Los Angeles Angels – No. 41
- Pitcher
- Born: December 22, 2000 (age 25) Philadelphia, Pennsylvania, U.S.
- Bats: LeftThrows: Right

MLB debut
- July 11, 2024, for the Los Angeles Angels

MLB statistics (through 2026 season)
- Win–loss record: 7–22
- Earned run average: 5.84
- Strikeouts: 144
- Stats at Baseball Reference

Teams
- Los Angeles Angels (2024–present);

= Jack Kochanowicz =

American baseball player (born 2000)

Jack Von Kochanowicz (ko-HAWN-o-wits; born December 22, 2000) is an American professional baseball pitcher for the Los Angeles Angels of Major League Baseball (MLB). He made his MLB debut in 2024.

==Career==
Kochanowicz attended Harriton High School in Rosemont, Pennsylvania. He played for the travel club Houston Banditos after his freshman season. He was drafted by the Los Angeles Angels in the third round, with the 92nd overall selection, of the 2019 MLB draft. Kochanowicz did not play in a game in 2020 due to the cancellation of the minor league season because of the COVID-19 pandemic. He made his professional debut in 2021 with the Single-A Inland Empire 66ers, logging a 4–2 record and 6.91 ERA with 73 strikeouts across 20 games (18 starts).
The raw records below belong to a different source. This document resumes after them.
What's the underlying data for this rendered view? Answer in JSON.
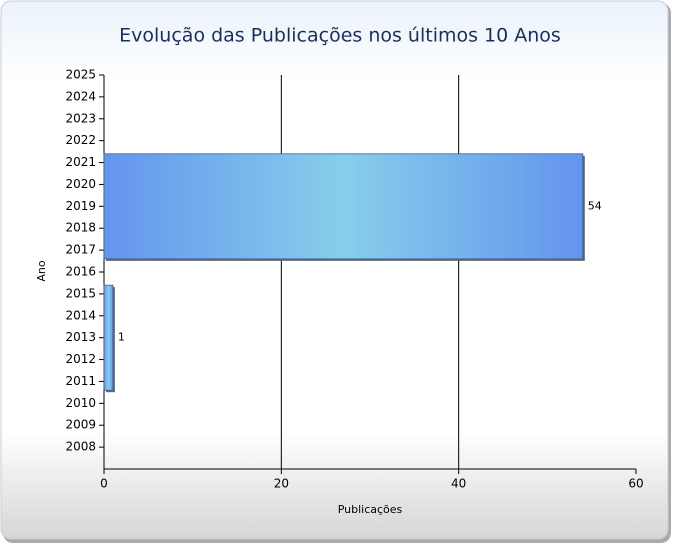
{
  "chart_data": {
    "type": "hbar",
    "title": "Evolução das Publicações nos últimos 10 Anos",
    "x_label": "Publicações",
    "y_label": "Ano",
    "y": [
      2013,
      2019
    ],
    "values": [
      1,
      54
    ],
    "color": "#6495ed",
    "highlight_color": "#87ceeb",
    "xlim": [
      0,
      60
    ],
    "xticks": [
      0,
      20,
      40,
      60
    ],
    "ylim": [
      2007,
      2025
    ],
    "yticks": [
      2008,
      2009,
      2010,
      2011,
      2012,
      2013,
      2014,
      2015,
      2016,
      2017,
      2018,
      2019,
      2020,
      2021,
      2022,
      2023,
      2024,
      2025
    ],
    "grid": true
  }
}
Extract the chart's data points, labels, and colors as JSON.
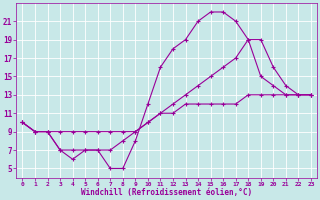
{
  "title": "",
  "xlabel": "Windchill (Refroidissement éolien,°C)",
  "ylabel": "",
  "bg_color": "#c8e8e8",
  "line_color": "#990099",
  "grid_color": "#ffffff",
  "xlim": [
    -0.5,
    23.5
  ],
  "ylim": [
    4,
    23
  ],
  "yticks": [
    5,
    7,
    9,
    11,
    13,
    15,
    17,
    19,
    21
  ],
  "xticks": [
    0,
    1,
    2,
    3,
    4,
    5,
    6,
    7,
    8,
    9,
    10,
    11,
    12,
    13,
    14,
    15,
    16,
    17,
    18,
    19,
    20,
    21,
    22,
    23
  ],
  "curve1_x": [
    0,
    1,
    2,
    3,
    4,
    5,
    6,
    7,
    8,
    9,
    10,
    11,
    12,
    13,
    14,
    15,
    16,
    17,
    18,
    19,
    20,
    21,
    22,
    23
  ],
  "curve1_y": [
    10,
    9,
    9,
    7,
    7,
    7,
    7,
    7,
    8,
    9,
    10,
    11,
    11,
    12,
    12,
    12,
    12,
    12,
    13,
    13,
    13,
    13,
    13,
    13
  ],
  "curve2_x": [
    0,
    1,
    2,
    3,
    4,
    5,
    6,
    7,
    8,
    9,
    10,
    11,
    12,
    13,
    14,
    15,
    16,
    17,
    18,
    19,
    20,
    21,
    22,
    23
  ],
  "curve2_y": [
    10,
    9,
    9,
    9,
    9,
    9,
    9,
    9,
    9,
    9,
    10,
    11,
    12,
    13,
    14,
    15,
    16,
    17,
    19,
    19,
    16,
    14,
    13,
    13
  ],
  "curve3_x": [
    0,
    1,
    2,
    3,
    4,
    5,
    6,
    7,
    8,
    9,
    10,
    11,
    12,
    13,
    14,
    15,
    16,
    17,
    18,
    19,
    20,
    21,
    22,
    23
  ],
  "curve3_y": [
    10,
    9,
    9,
    7,
    6,
    7,
    7,
    5,
    5,
    8,
    12,
    16,
    18,
    19,
    21,
    22,
    22,
    21,
    19,
    15,
    14,
    13,
    13,
    13
  ],
  "xlabel_fontsize": 5.5,
  "tick_labelsize": 5,
  "linewidth": 0.8,
  "markersize": 3
}
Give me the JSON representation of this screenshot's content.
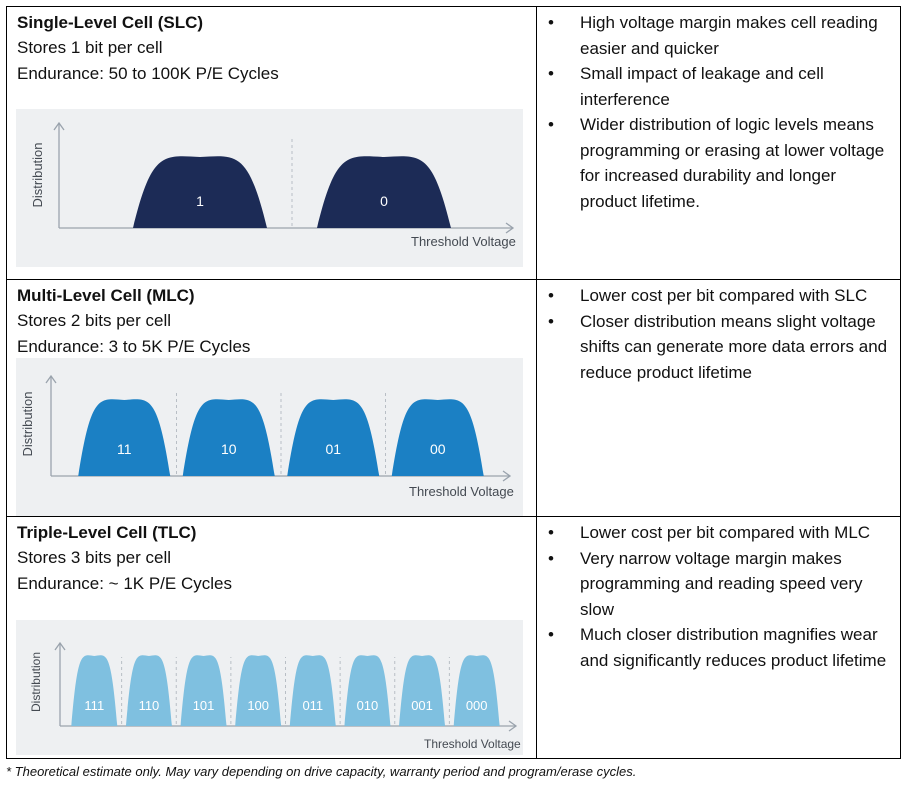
{
  "rows": [
    {
      "title": "Single-Level Cell (SLC)",
      "line1": "Stores 1 bit per cell",
      "line2": "Endurance: 50 to 100K P/E Cycles",
      "chart": {
        "ylabel": "Distribution",
        "xlabel": "Threshold Voltage",
        "color": "#1c2b56",
        "states": [
          "1",
          "0"
        ]
      },
      "bullets": [
        "High voltage margin makes cell reading easier and quicker",
        "Small impact of leakage and cell interference",
        "Wider distribution of logic levels means programming or erasing at lower voltage for increased durability and longer product lifetime."
      ]
    },
    {
      "title": "Multi-Level Cell (MLC)",
      "line1": "Stores 2 bits per cell",
      "line2": "Endurance: 3 to 5K P/E Cycles",
      "chart": {
        "ylabel": "Distribution",
        "xlabel": "Threshold Voltage",
        "color": "#1b80c4",
        "states": [
          "11",
          "10",
          "01",
          "00"
        ]
      },
      "bullets": [
        "Lower cost per bit compared with SLC",
        "Closer distribution means slight voltage shifts can generate more data errors and reduce product lifetime"
      ]
    },
    {
      "title": "Triple-Level Cell (TLC)",
      "line1": "Stores 3 bits per cell",
      "line2": "Endurance: ~ 1K P/E Cycles",
      "chart": {
        "ylabel": "Distribution",
        "xlabel": "Threshold Voltage",
        "color": "#7fc0e0",
        "states": [
          "111",
          "110",
          "101",
          "100",
          "011",
          "010",
          "001",
          "000"
        ]
      },
      "bullets": [
        "Lower cost per bit compared with MLC",
        "Very narrow voltage margin makes programming and reading speed very slow",
        "Much closer distribution magnifies wear and significantly reduces product lifetime"
      ]
    }
  ],
  "footnote": "* Theoretical estimate only. May vary depending on drive capacity, warranty period and program/erase cycles."
}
Kochanowicz returned to Inland Empire in 2022, compiling a 4–4 record and 4.99 ERA with 53 strikeouts over 17 appearances (9 starts). He was the California League pitcher of the week in mid-July. He split the 2023 campaign between the High-A Tri-City Dust Devils and Double-A Rocket City Trash Pandas. In 21 starts between the two affiliates, Kochanowicz accumulated a 5–5 record and 5.27 ERA with 69 strikeouts across 94 innings pitched. On November 13, the Angels added Kochanowicz to their 40-man roster to protect him from the Rule 5 draft.

Kochanowicz was optioned to the Triple-A Salt Lake Bees to begin the 2024 season. On July 11, he was promoted to the major leagues for the first time. He threw three innings, yielded five runs on seven hits, hit two batters with pitches, and took a loss against the Seattle Mariners. Kochanowicz earned his first MLB victory against the Washington Nationals on August 11.

In 2025, Kochanowicz went 3–11 with a 6.81 ERA. His ERA was the highest of any pitcher with at least 110 innings pitched, and his strikeout-to-walk rate and home runs allowed per nine innings were among the worst in the majors.

Kochanowicz made 13 starts for Los Angeles in 2026, compiling a 2-5 record and 6.19 ERA with 47 strikeouts over 64 innings of work. On June 9, 2026, it was announced that Kochanowicz would require Tommy John surgery, ending his season.